I ended up with very mixed feelings about this game.
The first half was terrific. You are David Walker, part of the Apollo 19 moon landing, but an encounter with a “bright light” kills everyone but you. You attempt to contact Houston, and the next thing you know you wake up … somewhere. It appears to be a wrecked cabin, suitably decorated with dead bodies, one distinctly alien. In fact, the big floating globe suggests the whole place is alien.
So the first part of the game is involved in finding out where you are and what the hell is going on. You have to pull switches and press buttons to activate all manner of alien technology, dodge and outwit sophisticated security devices, avoid the odd firefight, crawl through the air ducts (it wouldn’t be a truly alien experience if you didn’t have to crawl through an air duct) and only once deal with a timed sequence - not an unreasonable one given that a security drone is after you.
There are lots of puzzles, all revolving around the technology, and they were well fitted into the game. How else do you work out what is going on in an alien base if you don’t press and pull and fiddle? Only once did I think that the answer defied logic - generally, I felt confident of picking at the problem till I worked it out.
The game is third person point and click animated, and the graphics are excellent. It felt and looked sci-fi. There is a mysterious story in there too, revolving around long dead races, alien technologies, abductions and The Ward. So far so good.
But the second half left me distinctly frustrated. By the end I had reached for Witchen’s walkthru just to see how it finished.
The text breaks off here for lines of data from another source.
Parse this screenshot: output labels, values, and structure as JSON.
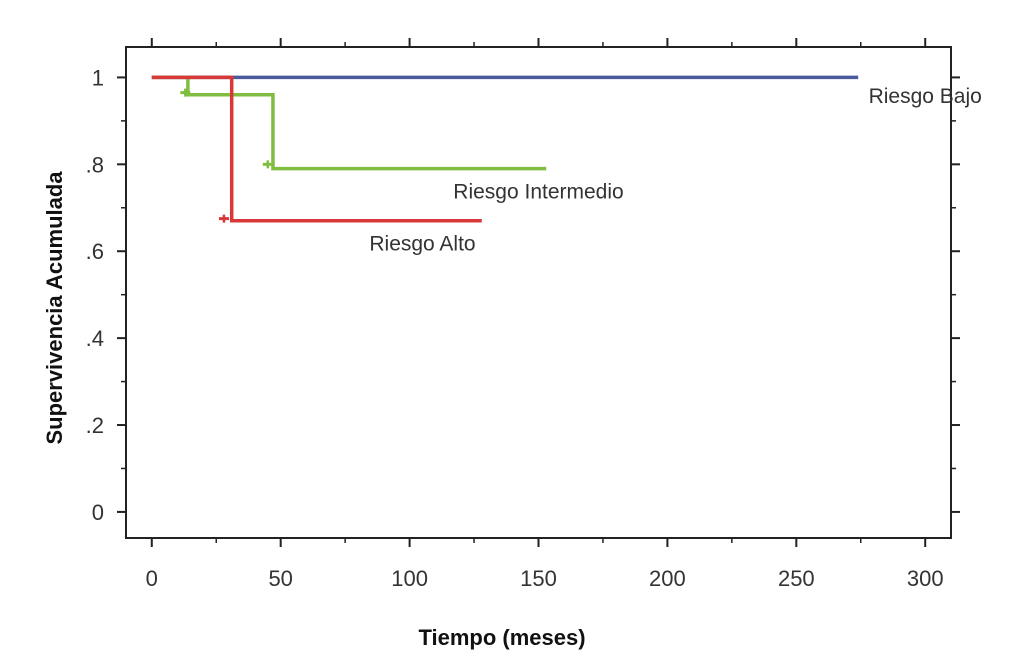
{
  "chart_data": {
    "type": "line",
    "subtype": "kaplan-meier-step",
    "xlabel": "Tiempo (meses)",
    "ylabel": "Supervivencia Acumulada",
    "xlim": [
      -10,
      310
    ],
    "ylim": [
      -0.06,
      1.07
    ],
    "x_ticks": [
      0,
      50,
      100,
      150,
      200,
      250,
      300
    ],
    "x_tick_labels": [
      "0",
      "50",
      "100",
      "150",
      "200",
      "250",
      "300"
    ],
    "y_ticks": [
      0,
      0.2,
      0.4,
      0.6,
      0.8,
      1.0
    ],
    "y_tick_labels": [
      "0",
      ".2",
      ".4",
      ".6",
      ".8",
      "1"
    ],
    "grid": false,
    "legend": "none",
    "series": [
      {
        "name": "Riesgo Bajo",
        "color": "#4a5a9a",
        "steps": [
          [
            0,
            1.0
          ],
          [
            274,
            1.0
          ]
        ],
        "censored": [],
        "label_at": [
          300,
          0.96
        ]
      },
      {
        "name": "Riesgo Intermedio",
        "color": "#80bd40",
        "steps": [
          [
            0,
            1.0
          ],
          [
            14,
            1.0
          ],
          [
            14,
            0.96
          ],
          [
            47,
            0.96
          ],
          [
            47,
            0.79
          ],
          [
            153,
            0.79
          ]
        ],
        "censored": [
          [
            13,
            0.965
          ],
          [
            45,
            0.8
          ]
        ],
        "label_at": [
          150,
          0.74
        ]
      },
      {
        "name": "Riesgo Alto",
        "color": "#d93838",
        "steps": [
          [
            0,
            1.0
          ],
          [
            31,
            1.0
          ],
          [
            31,
            0.67
          ],
          [
            128,
            0.67
          ]
        ],
        "censored": [
          [
            28,
            0.675
          ]
        ],
        "label_at": [
          105,
          0.62
        ]
      }
    ]
  }
}
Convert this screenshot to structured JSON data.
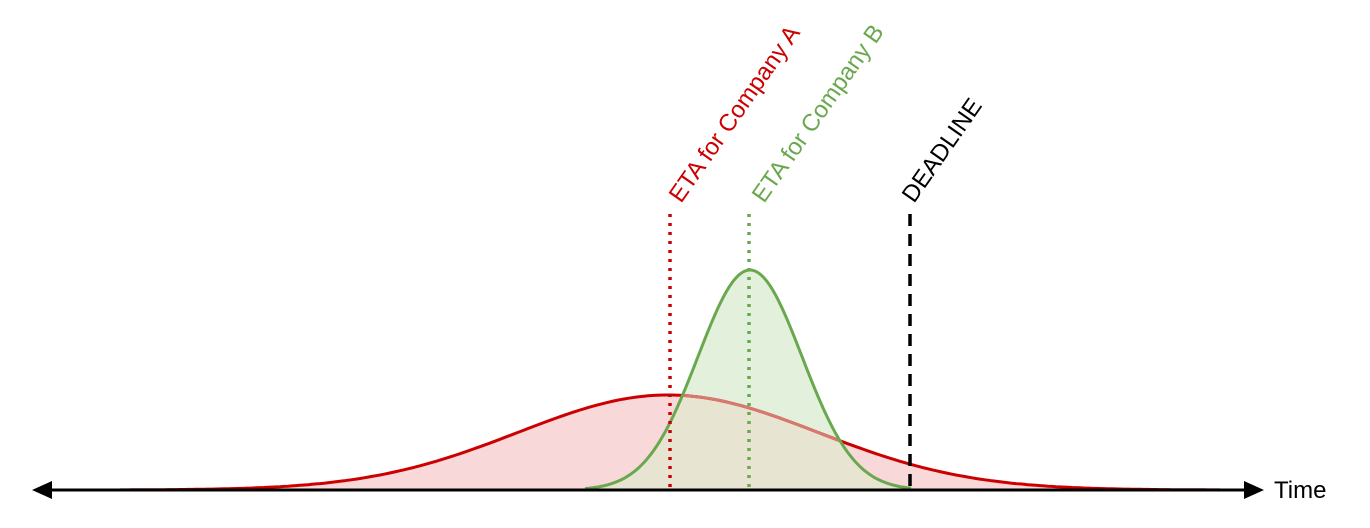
{
  "diagram": {
    "axis_label": "Time",
    "markers": [
      {
        "key": "eta_a",
        "label": "ETA for Company A",
        "color": "#cc0000",
        "style": "dotted"
      },
      {
        "key": "eta_b",
        "label": "ETA for Company B",
        "color": "#6aa84f",
        "style": "dotted"
      },
      {
        "key": "deadline",
        "label": "DEADLINE",
        "color": "#000000",
        "style": "dashed"
      }
    ],
    "distributions": [
      {
        "key": "company_a",
        "stroke": "#cc0000",
        "fill": "#f8d8d8",
        "spread": "wide"
      },
      {
        "key": "company_b",
        "stroke": "#6aa84f",
        "fill": "#e3f1dc",
        "spread": "narrow"
      }
    ],
    "colors": {
      "axis": "#000000",
      "overlap_stroke": "#d6796f",
      "overlap_fill": "#e7e4d2"
    }
  }
}
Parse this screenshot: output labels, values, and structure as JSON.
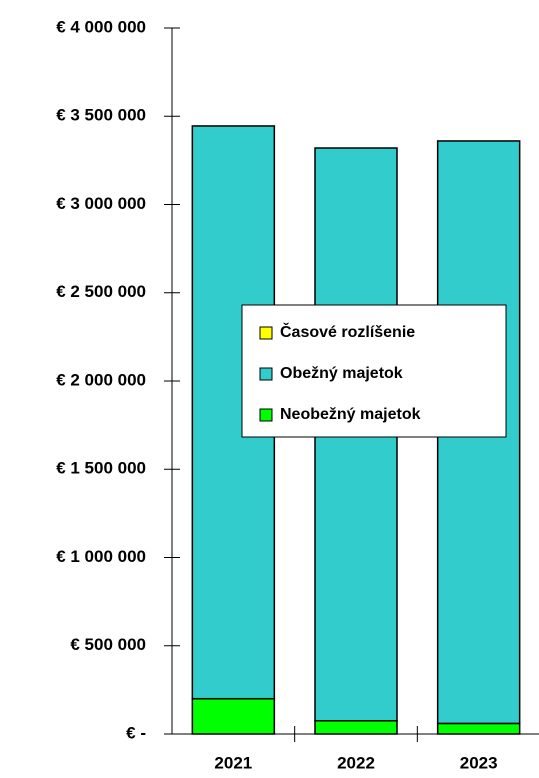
{
  "chart_data": {
    "type": "stacked_bar",
    "categories": [
      "2021",
      "2022",
      "2023"
    ],
    "series": [
      {
        "name": "Neobežný majetok",
        "color": "#00ff00",
        "values": [
          200000,
          75000,
          60000
        ]
      },
      {
        "name": "Obežný majetok",
        "color": "#33cccc",
        "values": [
          3245000,
          3245000,
          3300000
        ]
      },
      {
        "name": "Časové rozlíšenie",
        "color": "#ffff00",
        "values": [
          0,
          0,
          0
        ]
      }
    ],
    "ylim": [
      0,
      4000000
    ],
    "yticks": [
      {
        "value": 0,
        "label": "€ -"
      },
      {
        "value": 500000,
        "label": "€ 500 000"
      },
      {
        "value": 1000000,
        "label": "€ 1 000 000"
      },
      {
        "value": 1500000,
        "label": "€ 1 500 000"
      },
      {
        "value": 2000000,
        "label": "€ 2 000 000"
      },
      {
        "value": 2500000,
        "label": "€ 2 500 000"
      },
      {
        "value": 3000000,
        "label": "€ 3 000 000"
      },
      {
        "value": 3500000,
        "label": "€ 3 500 000"
      },
      {
        "value": 4000000,
        "label": "€ 4 000 000"
      }
    ],
    "legend": "center"
  }
}
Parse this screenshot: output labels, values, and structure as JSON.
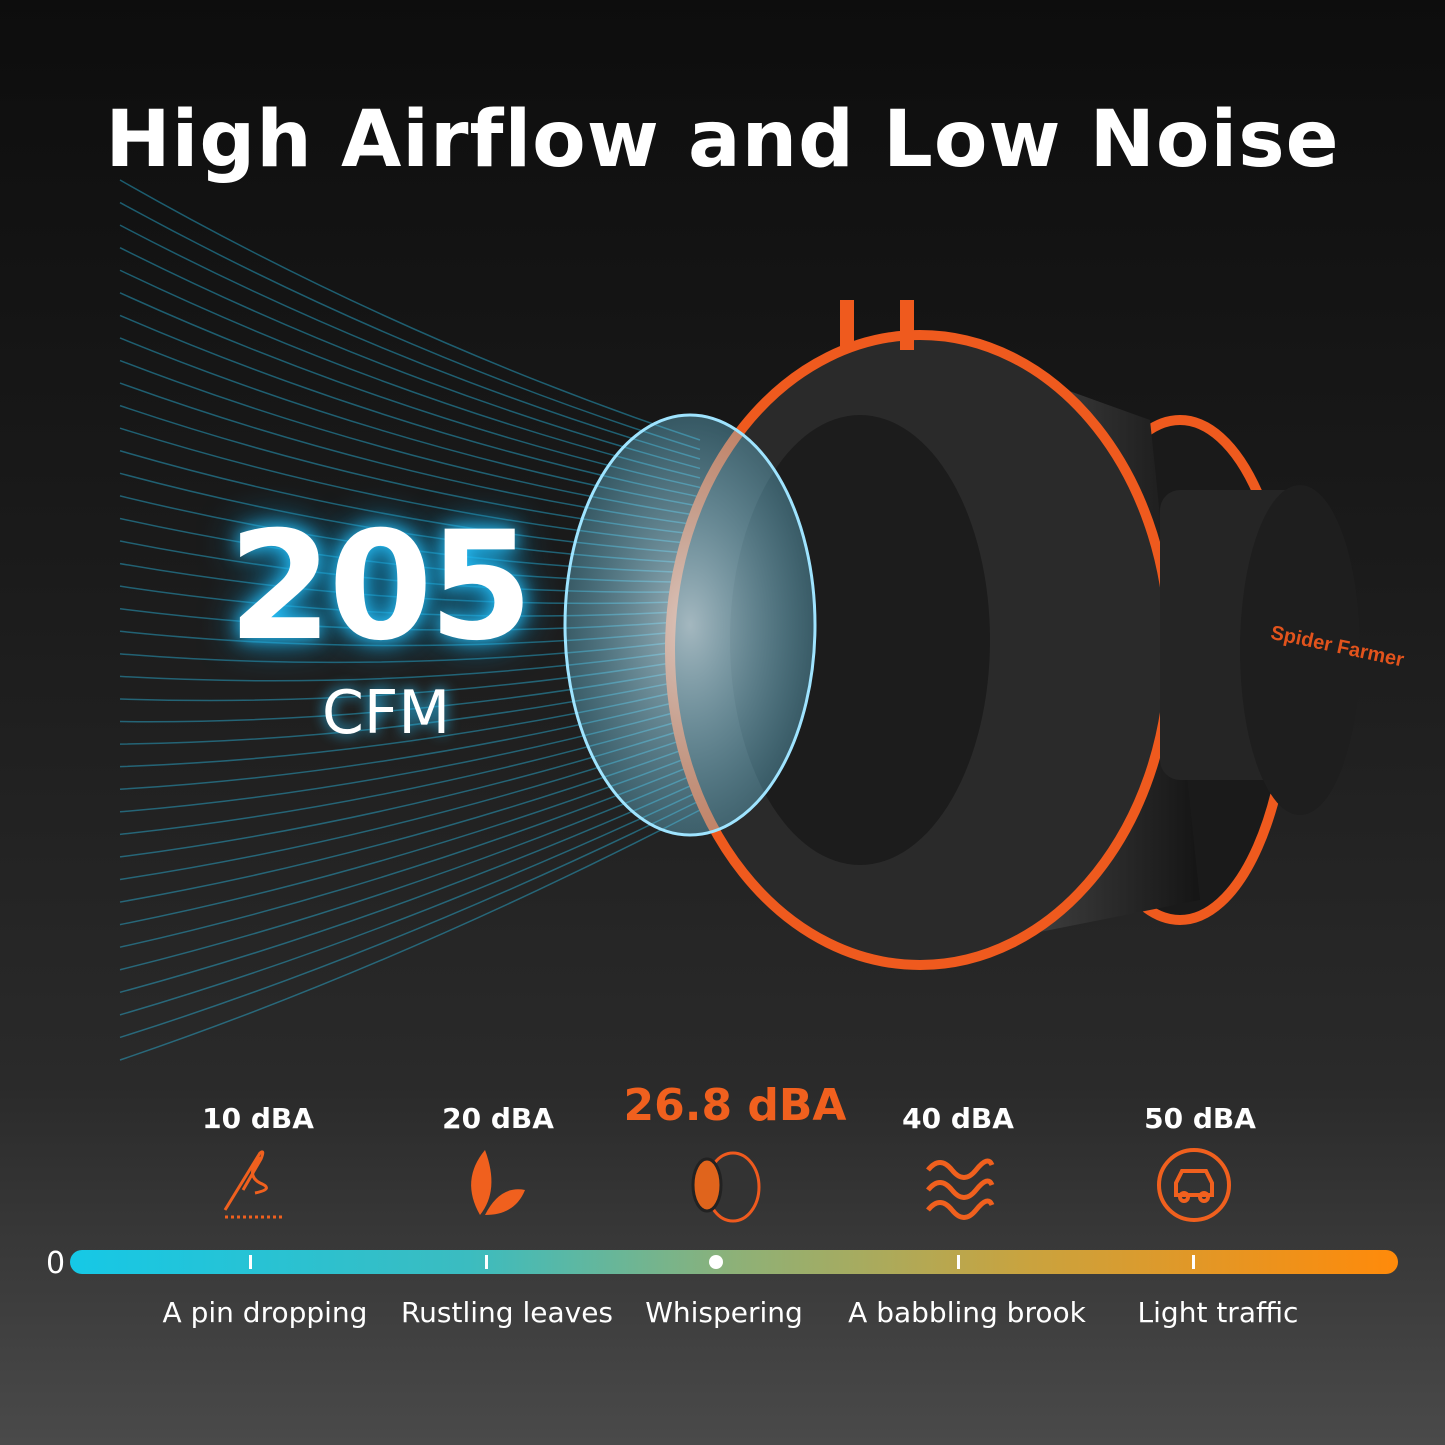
{
  "title": "High Airflow and Low Noise",
  "airflow": {
    "value": "205",
    "unit": "CFM"
  },
  "brand_logo": "Spider Farmer",
  "colors": {
    "accent": "#f0601e",
    "glow": "#29c6ff",
    "scale_start": "#16c8e6",
    "scale_end": "#ff8a0a"
  },
  "scale": {
    "zero_label": "0",
    "marker_value_dba": 26.8,
    "levels": [
      {
        "value": "10 dBA",
        "label": "A pin dropping",
        "icon": "needle-icon"
      },
      {
        "value": "20 dBA",
        "label": "Rustling leaves",
        "icon": "leaf-icon"
      },
      {
        "value": "26.8 dBA",
        "label": "Whispering",
        "icon": "fan-icon"
      },
      {
        "value": "40 dBA",
        "label": "A babbling brook",
        "icon": "waves-icon"
      },
      {
        "value": "50 dBA",
        "label": "Light traffic",
        "icon": "car-icon"
      }
    ]
  }
}
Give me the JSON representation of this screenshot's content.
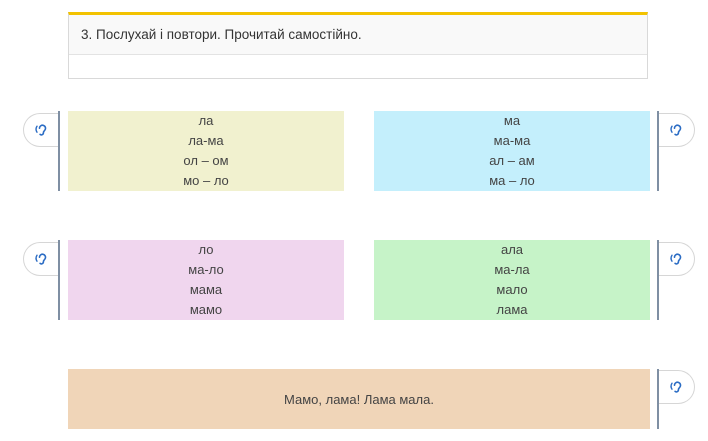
{
  "task": {
    "title": "3. Послухай і повтори. Прочитай самостійно."
  },
  "colors": {
    "accent": "#f2c200",
    "block_1": "#f1f1cf",
    "block_2": "#c4effc",
    "block_3": "#f0d6ee",
    "block_4": "#c6f3c8",
    "sentence_block": "#f0d5b8",
    "audio_icon": "#2b6cc4"
  },
  "blocks": [
    {
      "lines": [
        "ла",
        "ла-ма",
        "ол – ом",
        "мо – ло"
      ]
    },
    {
      "lines": [
        "ма",
        "ма-ма",
        "ал – ам",
        "ма – ло"
      ]
    },
    {
      "lines": [
        "ло",
        "ма-ло",
        "мама",
        "мамо"
      ]
    },
    {
      "lines": [
        "ала",
        "ма-ла",
        "мало",
        "лама"
      ]
    }
  ],
  "sentence": {
    "text": "Мамо, лама! Лама мала."
  },
  "icons": {
    "audio": "ear-listen-icon"
  }
}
The contrast between the two halves is extraordinary. Apart from one encounter with an alien faction in the first half, you are on your own. No interaction, no dialogue, just lots of poking around. The second half however ends up feeling like one big dialogue tree. Not just lots of characters, but lots of dialogue. You have to read it all, and there is vast amounts of it. I have never taken so many notes. Great slabs of information are imparted, then you have to do something or find the right person to generate the next big slab.
And the puzzles become somewhat diabolical. Sliders abound, including one which is part of a timed sequence. There are timed sequences all over the place, made all the more unnerving by the clock ticking down in the top left corner. Except for the ones where you don’t know you are being timed until you die. And the convoluted sequence of events at the end (which it seems if you don’t do in the right order, or fast enough for the game, ends up killing you) was what drove me to the walkthru.
It is also rather unbalanced. You spend a huge amount of time (and dialogue) to advance the plot a small amount, then a cut scene takes the plot a quantum leap forward in 1 minute flat.
You can skip the sliders by playing in easy mode (the game will solve it for you), and a walkthru will get you through most of the timed puzzles (although one at least you must be fleet of finger to achieve). But you will still need lots of perseverance to get to the end.
Overall, the sum of the parts was a bit disappointing, more so because of the great start. But if you want a challenge, and can cope with dying, (and writing) give it a go, particularly if you are a sci-fi fan. The plot, the look, and the feel will sustain you for a very long way in this game.
[This message has been edited by flotsam (edited 05-28-2001).]